Nihad Bani Maniyah, 40
I come from a family of farmers in Aqraba. I married Zuheir Bani Maniyah 23 years ago and came to live with him, here, at Khirbet 'Ein Karzaliyah. My husband is from a family of sheep herders. His entire family lives in the Jordan Valley and his brothers live here in Khirbet 'Ein Karzaliyah. Life here isn't easy. It's very cold and the terrain is hilly. Still, we don't complain. I've had all my children here and only God has given me the strength to get through it.
The military started hounding us more than ten years ago. It was then that they destroyed our tents for the first time. After that, there were a few problem-free years, but about three or four years ago we got demolition orders. My husband and brothers-in-law went to a lawyer and he handled it. About two months ago, the lawyer said he couldn’t handle our case anymore because there was nothing left that he could do. Since then, our lives have changed and we’ve been fearful and anxious about the threatened demolitions.
Nihad Bani Maniyah. In the background: her property, stacked after the demolition, and the community’s herd. Photo: 'Atef Abu a-Rub, B'Tselem, 12 Feb. 2014
About a month ago, the military first came to carry out these demolition orders. They destroyed everything my family and my brothers-in-law had. Later, we put up tents we got from the Red Cross . Five days went by and the military came again. They demolished whatever we’d rebuilt and confiscated the tents from the Red Cross. We went through some very rough days. We did some deep thinking about the situation and my husband and his brothers decided we should move higher up into the hills. We moved here and started slowly rebuilding our lives. We barely managed, mostly because the Red Cross stopped giving out tents.
On Sunday, 9 February 2014, when I was here and my husband in the town of Aqraba, a Civil Administration officer arrived. He introduced himself as Tareq. He asked where my husband was. I said he wasn't there. The officer asked us about the tents: "Where did you get these tents? From the [Palestinian] Authority?", and I said, "No. We brought them". He had a camera and he started taking pictures of the tents. When he was done, he went back down the hill and left. After that day, we again started worrying about what could happen.

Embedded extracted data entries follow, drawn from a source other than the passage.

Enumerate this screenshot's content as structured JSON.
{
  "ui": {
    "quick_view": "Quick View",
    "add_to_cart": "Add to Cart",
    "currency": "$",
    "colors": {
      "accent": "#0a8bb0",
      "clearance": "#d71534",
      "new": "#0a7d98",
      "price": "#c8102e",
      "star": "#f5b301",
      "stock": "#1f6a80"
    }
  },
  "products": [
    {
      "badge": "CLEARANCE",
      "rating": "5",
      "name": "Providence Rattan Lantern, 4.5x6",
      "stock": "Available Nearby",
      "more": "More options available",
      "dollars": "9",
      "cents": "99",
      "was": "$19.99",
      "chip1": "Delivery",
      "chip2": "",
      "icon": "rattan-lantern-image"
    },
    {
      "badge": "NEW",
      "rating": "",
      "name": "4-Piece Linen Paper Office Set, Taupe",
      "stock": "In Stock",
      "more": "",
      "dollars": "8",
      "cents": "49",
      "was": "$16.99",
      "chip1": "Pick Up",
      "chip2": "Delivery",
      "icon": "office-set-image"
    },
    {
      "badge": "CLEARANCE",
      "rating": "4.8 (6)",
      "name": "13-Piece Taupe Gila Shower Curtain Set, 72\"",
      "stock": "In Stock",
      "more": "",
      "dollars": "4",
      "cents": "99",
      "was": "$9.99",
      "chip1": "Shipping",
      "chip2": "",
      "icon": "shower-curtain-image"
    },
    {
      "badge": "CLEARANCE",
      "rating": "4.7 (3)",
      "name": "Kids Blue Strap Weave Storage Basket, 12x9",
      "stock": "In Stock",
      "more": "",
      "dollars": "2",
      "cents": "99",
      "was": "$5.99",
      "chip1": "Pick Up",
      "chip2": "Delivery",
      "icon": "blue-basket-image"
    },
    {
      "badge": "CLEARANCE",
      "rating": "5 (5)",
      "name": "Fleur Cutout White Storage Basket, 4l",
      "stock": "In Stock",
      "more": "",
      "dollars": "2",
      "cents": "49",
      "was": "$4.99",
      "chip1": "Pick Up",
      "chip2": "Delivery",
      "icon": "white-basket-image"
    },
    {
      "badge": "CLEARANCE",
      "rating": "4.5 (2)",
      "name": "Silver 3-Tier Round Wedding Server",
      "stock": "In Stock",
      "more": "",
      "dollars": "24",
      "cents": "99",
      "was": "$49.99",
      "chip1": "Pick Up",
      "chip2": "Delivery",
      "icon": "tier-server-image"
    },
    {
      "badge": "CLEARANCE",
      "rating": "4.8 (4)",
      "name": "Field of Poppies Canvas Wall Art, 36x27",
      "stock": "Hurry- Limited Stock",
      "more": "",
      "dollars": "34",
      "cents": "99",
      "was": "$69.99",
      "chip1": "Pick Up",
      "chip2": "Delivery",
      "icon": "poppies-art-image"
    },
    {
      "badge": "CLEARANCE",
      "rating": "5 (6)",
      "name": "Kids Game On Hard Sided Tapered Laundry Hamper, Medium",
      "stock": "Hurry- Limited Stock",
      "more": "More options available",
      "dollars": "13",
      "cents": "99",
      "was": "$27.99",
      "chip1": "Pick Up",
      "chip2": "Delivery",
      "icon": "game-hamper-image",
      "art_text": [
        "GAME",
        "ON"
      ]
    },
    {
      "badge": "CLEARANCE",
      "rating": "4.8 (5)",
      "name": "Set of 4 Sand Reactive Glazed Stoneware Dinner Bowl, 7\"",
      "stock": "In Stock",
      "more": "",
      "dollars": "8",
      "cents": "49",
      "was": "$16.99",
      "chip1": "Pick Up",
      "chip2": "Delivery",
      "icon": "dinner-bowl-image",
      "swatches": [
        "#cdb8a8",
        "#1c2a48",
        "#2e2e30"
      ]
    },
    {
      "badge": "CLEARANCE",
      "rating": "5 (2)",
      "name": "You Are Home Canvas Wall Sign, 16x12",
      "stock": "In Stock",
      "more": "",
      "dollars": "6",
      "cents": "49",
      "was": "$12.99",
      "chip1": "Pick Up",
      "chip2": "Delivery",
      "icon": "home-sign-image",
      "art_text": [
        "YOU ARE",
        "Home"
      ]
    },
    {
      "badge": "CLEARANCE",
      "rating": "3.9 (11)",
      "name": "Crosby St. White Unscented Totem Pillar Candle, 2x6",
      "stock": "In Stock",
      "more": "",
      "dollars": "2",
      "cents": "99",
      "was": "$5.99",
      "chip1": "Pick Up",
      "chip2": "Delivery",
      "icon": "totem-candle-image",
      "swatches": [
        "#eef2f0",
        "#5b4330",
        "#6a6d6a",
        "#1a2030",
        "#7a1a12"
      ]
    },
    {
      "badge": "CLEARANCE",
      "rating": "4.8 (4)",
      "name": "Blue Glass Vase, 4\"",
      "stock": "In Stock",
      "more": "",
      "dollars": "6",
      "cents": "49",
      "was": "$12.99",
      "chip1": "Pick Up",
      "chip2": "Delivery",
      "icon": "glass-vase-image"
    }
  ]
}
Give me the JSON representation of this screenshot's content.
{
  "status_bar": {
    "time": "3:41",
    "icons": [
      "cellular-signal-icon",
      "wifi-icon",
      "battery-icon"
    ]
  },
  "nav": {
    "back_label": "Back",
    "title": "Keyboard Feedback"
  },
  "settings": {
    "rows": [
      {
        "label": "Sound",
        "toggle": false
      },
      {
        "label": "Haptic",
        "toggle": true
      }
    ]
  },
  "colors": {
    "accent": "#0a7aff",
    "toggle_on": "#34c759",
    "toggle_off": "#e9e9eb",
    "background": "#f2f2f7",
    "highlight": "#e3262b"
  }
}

The Khirbet Khirbet 'Ein Karzaliyah community before this year's demolitions. Photo: 'Atef Abu a-Rub, B'Tselem, 12 Feb. 2014
As you can see, they destroyed everything. The saddest thing is that they destroyed the doghouse we left behind in the old location for because our dog recently had puppies. They even destroyed her doghouse. Look, all our belongings are outside. The sheep have no pen. The mattresses are on the ground, the clothing in the dirt and the food is all outside in a pile. They even slashed the tents with knives before they destroyed them.
Nihad Bani Maniyah and her property after the demolition. Photo: 'Atef Abu a-Rub, B'Tselem, 12 Feb. 2014
So far, no one has come to help us. We don't know what to do now. We're afraid the military is going to confiscate our cars too, because they've already asked where the keys were. We're afraid that if we drive out to get a tent or wire to build pens for the sheep, our cars will be taken. Our 300 sheep and lamb are out in the open. We're afraid the little lambs will be exposed to the rain and die.
When they finished the demolition, the officer Tareq walked over to the homes of my brothers-in law Zahi and 'Atiyyah. Their homes are located in a spot the bulldozer couldn't reach. He told them that he would bring a bulldozer with chains next time, so that he could reach them and demolish their homes too. I don’t know if he'll really come back or if it was just a threat.
Nihad Ahmad Muhammad Bani Maniyah, 40, a married mother of eight, resident of Khirbet 'Ein Karzaliyah in the northern Jordan Valley. Testimony taken by ‘Atef Abu a-Rub on 12 February 2014 in Khirbet 'Ein Karzaliyah.